A week after my original question to Mason, I chaperoned a field trip with his class to the Henry Ford Museum. Mason and his little buddies spent much of the day learning about Ford’s assembly line and the industrial revolution. Mason, asked me a number of times if we could go see the bus that Rosa Parks rode in Alabama. As we made our way toward the civil rights area of the museum, I had second thoughts. It was one thing for my nine year old to see Parks’ bus and Lincoln’s chair, but I was hesitant for him to see the harsh realities of slavery.
Mason proudly sat in the very same seat Rosa Parks refused to give up. He posed next to the chair in which Lincoln lost his life. Then, long after his friends had moved on to other exhibits, he spent over an hour staring wide eyed at all of the civil rights artifacts…from illustrations of slave ships, to shocking slave restraints, to a copy of Martin Luther King Jr.’s “I Have a Dream” speech. I answered the questions I could answer, and we read much of the information together. I could feel Mason’s dark mood as we headed back to the buses to return to school. As we approached the buses Mason, who had ridden happily with his loud, excited friends in the morning, asked if he could sit with me on the bus. Surprised and honored, I told him of course. The bus on the return trip to the school was much quieter filled with exhausted little boys and girls. Mason tucked himself in under my arm, and I figured he would fall asleep before long. I was wrong…his mind was working over time.
After a long few moments of quiet Mason looked at me with huge tears in his eyes.

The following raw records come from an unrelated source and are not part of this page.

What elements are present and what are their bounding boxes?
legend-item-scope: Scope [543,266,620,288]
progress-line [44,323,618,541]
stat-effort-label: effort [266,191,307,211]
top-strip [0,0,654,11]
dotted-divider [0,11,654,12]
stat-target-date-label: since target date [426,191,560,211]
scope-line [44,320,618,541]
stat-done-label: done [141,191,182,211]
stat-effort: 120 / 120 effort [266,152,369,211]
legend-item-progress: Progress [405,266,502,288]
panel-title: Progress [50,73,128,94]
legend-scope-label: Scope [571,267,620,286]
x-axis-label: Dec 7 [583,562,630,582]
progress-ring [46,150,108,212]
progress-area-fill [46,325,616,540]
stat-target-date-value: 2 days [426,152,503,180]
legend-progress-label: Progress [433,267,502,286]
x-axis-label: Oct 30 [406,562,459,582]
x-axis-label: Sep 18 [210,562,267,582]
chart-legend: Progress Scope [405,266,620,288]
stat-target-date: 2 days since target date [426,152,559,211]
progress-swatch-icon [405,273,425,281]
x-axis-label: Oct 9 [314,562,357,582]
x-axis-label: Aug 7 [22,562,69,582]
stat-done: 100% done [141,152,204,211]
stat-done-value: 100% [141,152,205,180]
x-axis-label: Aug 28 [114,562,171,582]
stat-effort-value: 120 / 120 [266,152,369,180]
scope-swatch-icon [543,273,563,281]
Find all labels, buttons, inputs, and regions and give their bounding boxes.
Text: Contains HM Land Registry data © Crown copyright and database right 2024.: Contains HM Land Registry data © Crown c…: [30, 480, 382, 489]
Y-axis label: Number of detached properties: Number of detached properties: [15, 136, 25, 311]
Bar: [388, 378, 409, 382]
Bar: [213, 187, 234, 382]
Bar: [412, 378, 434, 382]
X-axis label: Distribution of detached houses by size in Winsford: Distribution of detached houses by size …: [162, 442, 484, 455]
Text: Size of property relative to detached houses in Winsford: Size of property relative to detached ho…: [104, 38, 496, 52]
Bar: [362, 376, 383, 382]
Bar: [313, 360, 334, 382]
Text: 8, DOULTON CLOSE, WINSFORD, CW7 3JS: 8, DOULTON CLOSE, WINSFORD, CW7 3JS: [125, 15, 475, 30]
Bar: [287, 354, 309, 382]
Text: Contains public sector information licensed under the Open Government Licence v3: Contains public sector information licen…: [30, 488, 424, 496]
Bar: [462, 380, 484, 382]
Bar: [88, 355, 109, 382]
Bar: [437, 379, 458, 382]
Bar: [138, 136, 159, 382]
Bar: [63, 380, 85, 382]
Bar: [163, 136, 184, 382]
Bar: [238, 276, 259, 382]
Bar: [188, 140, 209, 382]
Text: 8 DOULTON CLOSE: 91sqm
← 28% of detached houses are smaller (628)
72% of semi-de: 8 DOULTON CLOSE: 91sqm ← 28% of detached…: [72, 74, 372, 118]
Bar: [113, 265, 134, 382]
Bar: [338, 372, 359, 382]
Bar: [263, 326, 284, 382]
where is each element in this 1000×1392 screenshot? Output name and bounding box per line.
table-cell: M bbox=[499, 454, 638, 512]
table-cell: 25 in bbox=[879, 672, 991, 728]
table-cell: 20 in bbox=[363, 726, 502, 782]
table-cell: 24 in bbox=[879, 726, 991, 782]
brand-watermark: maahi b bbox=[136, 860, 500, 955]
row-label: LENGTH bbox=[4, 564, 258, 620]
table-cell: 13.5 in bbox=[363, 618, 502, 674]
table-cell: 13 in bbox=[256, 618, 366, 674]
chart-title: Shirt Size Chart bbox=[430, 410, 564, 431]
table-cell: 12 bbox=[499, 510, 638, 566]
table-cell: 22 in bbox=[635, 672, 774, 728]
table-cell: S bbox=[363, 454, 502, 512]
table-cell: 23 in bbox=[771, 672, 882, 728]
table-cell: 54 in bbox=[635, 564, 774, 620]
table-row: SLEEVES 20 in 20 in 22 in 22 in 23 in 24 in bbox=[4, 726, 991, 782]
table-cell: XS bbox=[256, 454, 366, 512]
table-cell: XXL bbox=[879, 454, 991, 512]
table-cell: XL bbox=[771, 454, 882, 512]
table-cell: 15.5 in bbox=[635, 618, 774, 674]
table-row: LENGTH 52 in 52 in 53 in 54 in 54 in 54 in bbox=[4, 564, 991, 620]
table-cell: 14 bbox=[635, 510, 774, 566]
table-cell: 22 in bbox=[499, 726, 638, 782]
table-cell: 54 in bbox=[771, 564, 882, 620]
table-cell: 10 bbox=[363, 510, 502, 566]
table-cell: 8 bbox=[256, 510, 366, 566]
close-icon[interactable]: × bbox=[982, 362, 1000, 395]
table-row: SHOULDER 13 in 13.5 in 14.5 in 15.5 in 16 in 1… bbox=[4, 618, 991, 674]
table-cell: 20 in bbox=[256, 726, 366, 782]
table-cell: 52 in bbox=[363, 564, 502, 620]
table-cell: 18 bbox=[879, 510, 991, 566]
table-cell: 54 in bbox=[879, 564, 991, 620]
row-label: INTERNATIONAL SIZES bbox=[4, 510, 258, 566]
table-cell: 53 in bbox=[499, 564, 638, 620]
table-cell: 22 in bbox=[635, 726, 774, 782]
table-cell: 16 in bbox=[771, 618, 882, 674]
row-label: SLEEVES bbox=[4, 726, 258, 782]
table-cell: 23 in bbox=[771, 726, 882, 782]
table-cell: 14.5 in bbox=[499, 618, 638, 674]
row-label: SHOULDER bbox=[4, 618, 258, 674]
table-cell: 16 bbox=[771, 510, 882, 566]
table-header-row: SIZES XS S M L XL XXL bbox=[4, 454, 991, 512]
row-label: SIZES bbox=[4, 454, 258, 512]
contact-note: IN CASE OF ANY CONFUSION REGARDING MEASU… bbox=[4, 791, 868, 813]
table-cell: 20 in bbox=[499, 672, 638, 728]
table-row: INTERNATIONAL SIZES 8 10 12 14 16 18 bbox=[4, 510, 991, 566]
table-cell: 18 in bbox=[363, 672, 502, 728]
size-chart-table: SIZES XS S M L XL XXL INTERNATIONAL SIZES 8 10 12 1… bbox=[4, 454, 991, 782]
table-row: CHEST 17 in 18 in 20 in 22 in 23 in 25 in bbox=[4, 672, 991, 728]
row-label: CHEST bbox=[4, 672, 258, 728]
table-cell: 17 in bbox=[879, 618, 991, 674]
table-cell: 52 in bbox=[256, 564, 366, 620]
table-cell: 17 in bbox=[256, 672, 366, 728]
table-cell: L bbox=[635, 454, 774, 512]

He said to me, “Mom, do people still do awful things to other people?” I squeezed him a little tighter and responded as gently, but honestly as I could with, “Yes, son they sometimes do.” Mason looked at me and said, “You mean like people being mean to Corey?” My heart nearly broke as he began to cry and continued, “Mom, I love Corey, and people are so stupid.” My baby, just nine years old, had just connected the civil rights fight to his beloved big brother all by himself, and I couldn’t have been prouder.
By knowing and loving his big brother, Mason had learned to embrace and respect not just gay people, but all people. Mason sees Corey not as a homosexual, not as gay…he sees him as absolutely, undeniably, beyond measure…a human being worthy of all the love in his little boy heart.
Allowing children to learn to see gay people as simply people…ordinary, everyday people, should not be the exception or extraordinary. It should be no big deal that a cartoon character is portrayed as gay. Children need to grow up seeing all types of people.
Thank you to DreamWorks for giving a generation of children just that opportunity. DreamWorks recognizes that gay characters are pertinent, necessary, innocent, beautiful and natural. Homosexuality is not merely an adult subject. Introducing children to gay people allows them to develop love and respect for all people, even those that may be different than anyone else they’ve met before.
I have learned through my son Mason that Steven Sondheim is right, “children will listen”, even when we adults don’t think they are paying attention, and what they do with that information can astound us.